2026 exhibitions

Finney & Davis · May 13 – June 6

Smith & Knight · June 10 – July 4

Oversmith & Stinson · July 8 – August 1

Swain, DiBenedetto & Jaskevich · August 5 – August 29


May 13 — June 6

Opening Reception: Saturday, May 16, 4 — 6pm

Two painters. Two very different roads into the Southern landscape. Finney is a working impressionist who spent fifteen years drawing for Disney before turning to oil full-time; Davis is an English-born painter and novelist who crossed an ocean for a single book about Alabama and never really left. Hung together, they ask the same question from two directions : what do you actually owe a landscape when you decide to paint it?

June 10 — July 4

Opening Reception: Saturday, June 13, 4 — 6pm

The strongest contrast pairing of the season.
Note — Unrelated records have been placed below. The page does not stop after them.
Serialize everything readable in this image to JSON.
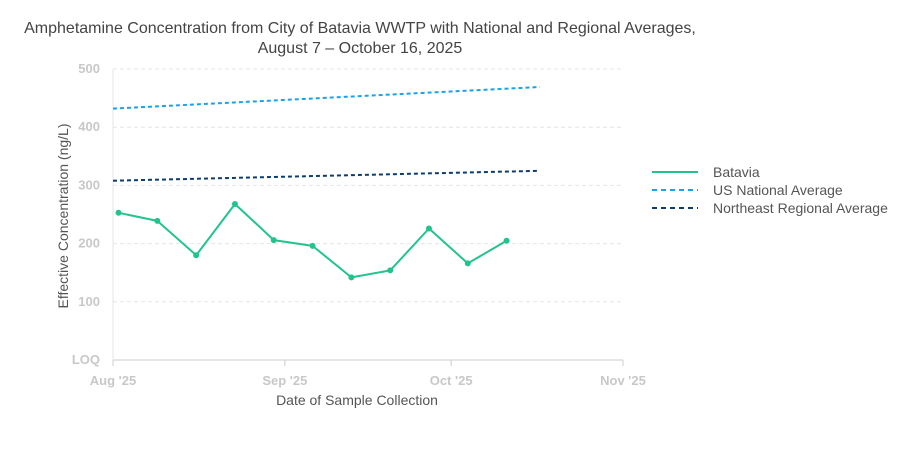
{
  "chart_data": {
    "type": "line",
    "title_lines": [
      "Amphetamine Concentration from City of Batavia WWTP with National and Regional Averages,",
      "August 7 – October 16, 2025"
    ],
    "xlabel": "Date of Sample Collection",
    "ylabel": "Effective Concentration (ng/L)",
    "ylim": [
      0,
      500
    ],
    "yticks": [
      {
        "value": 0,
        "label": "LOQ"
      },
      {
        "value": 100,
        "label": "100"
      },
      {
        "value": 200,
        "label": "200"
      },
      {
        "value": 300,
        "label": "300"
      },
      {
        "value": 400,
        "label": "400"
      },
      {
        "value": 500,
        "label": "500"
      }
    ],
    "xlim_day": [
      0,
      92
    ],
    "xticks": [
      {
        "day": 0,
        "label": "Aug '25"
      },
      {
        "day": 31,
        "label": "Sep '25"
      },
      {
        "day": 61,
        "label": "Oct '25"
      },
      {
        "day": 92,
        "label": "Nov '25"
      }
    ],
    "series": [
      {
        "name": "Batavia",
        "color": "#22c38e",
        "style": "solid",
        "markers": true,
        "points": [
          {
            "day": 1,
            "value": 253
          },
          {
            "day": 8,
            "value": 239
          },
          {
            "day": 15,
            "value": 180
          },
          {
            "day": 22,
            "value": 268
          },
          {
            "day": 29,
            "value": 206
          },
          {
            "day": 36,
            "value": 196
          },
          {
            "day": 43,
            "value": 142
          },
          {
            "day": 50,
            "value": 154
          },
          {
            "day": 57,
            "value": 226
          },
          {
            "day": 64,
            "value": 166
          },
          {
            "day": 71,
            "value": 205
          }
        ]
      },
      {
        "name": "US National Average",
        "color": "#1aa3e8",
        "style": "dashed",
        "markers": false,
        "points": [
          {
            "day": 0,
            "value": 432
          },
          {
            "day": 77,
            "value": 469
          }
        ]
      },
      {
        "name": "Northeast Regional Average",
        "color": "#0f3d6b",
        "style": "dashed",
        "markers": false,
        "points": [
          {
            "day": 0,
            "value": 308
          },
          {
            "day": 77,
            "value": 325
          }
        ]
      }
    ],
    "legend_position": "right"
  }
}
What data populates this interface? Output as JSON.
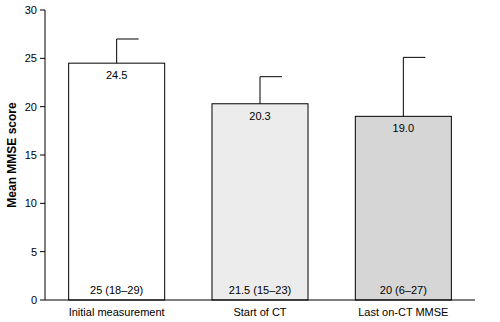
{
  "chart_data": {
    "type": "bar",
    "y_label": "Mean MMSE score",
    "categories": [
      "Initial measurement",
      "Start of CT",
      "Last on-CT MMSE"
    ],
    "values": [
      24.5,
      20.3,
      19.0
    ],
    "value_labels": [
      "24.5",
      "20.3",
      "19.0"
    ],
    "errors": [
      2.5,
      2.8,
      6.1
    ],
    "annotations": [
      "25 (18–29)",
      "21.5 (15–23)",
      "20 (6–27)"
    ],
    "colors": [
      "#ffffff",
      "#ececec",
      "#d6d6d6"
    ],
    "data_labels": true,
    "grid": false,
    "ylim": [
      0,
      30
    ],
    "yticks": [
      0,
      5,
      10,
      15,
      20,
      25,
      30
    ]
  }
}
Smith paints the slow disappearance of High Country barns and homesteads in a moody, restrained palette — the architecture of a place quietly leaving. Knight, who studied under Larry Poons at the Art Students League and runs Chef & the Farmer with Vivian Howard, builds gestural abstracts that come off the canvas with extreme texture and color. One looks back, quiet. The other moves forward, loud.

July 8 — August 1

Opening Reception: Saturday, July 18, 4 — 6pm

Both artists work the land, in different materials. Oversmith is a plein-air impressionist who paints on location — the High Country mostly, with long stretches in France and Italy — chasing light off a waterfall or a sunlit field. Stinson is a ceramicist; her vessels and wall platters carry layered glaze, multiple firings, and what she calls "evidence of time." The painter chases the moment. The potter holds the cycle.

August 5 — August 29

Opening: Saturday, August 8, 4 — 6pm

The season closes on three artists working in the representational tradition who each pull something quieter underneath. Swain paints hyper-realistic subjects floating on textured abstract grounds — what he calls "a balance between chaos and control." DiBenedetto paints classical still life — lemons, cherries, bird's nests, folded petals — the kind of slow attention that turns a fruit bowl into a small mystery. Jaskevich carves figures in stone, often combining marble, cypress wood, and found objects in the Greco-Roman tradition. All three are technically classical. None are painting or carving exactly what they appear to be.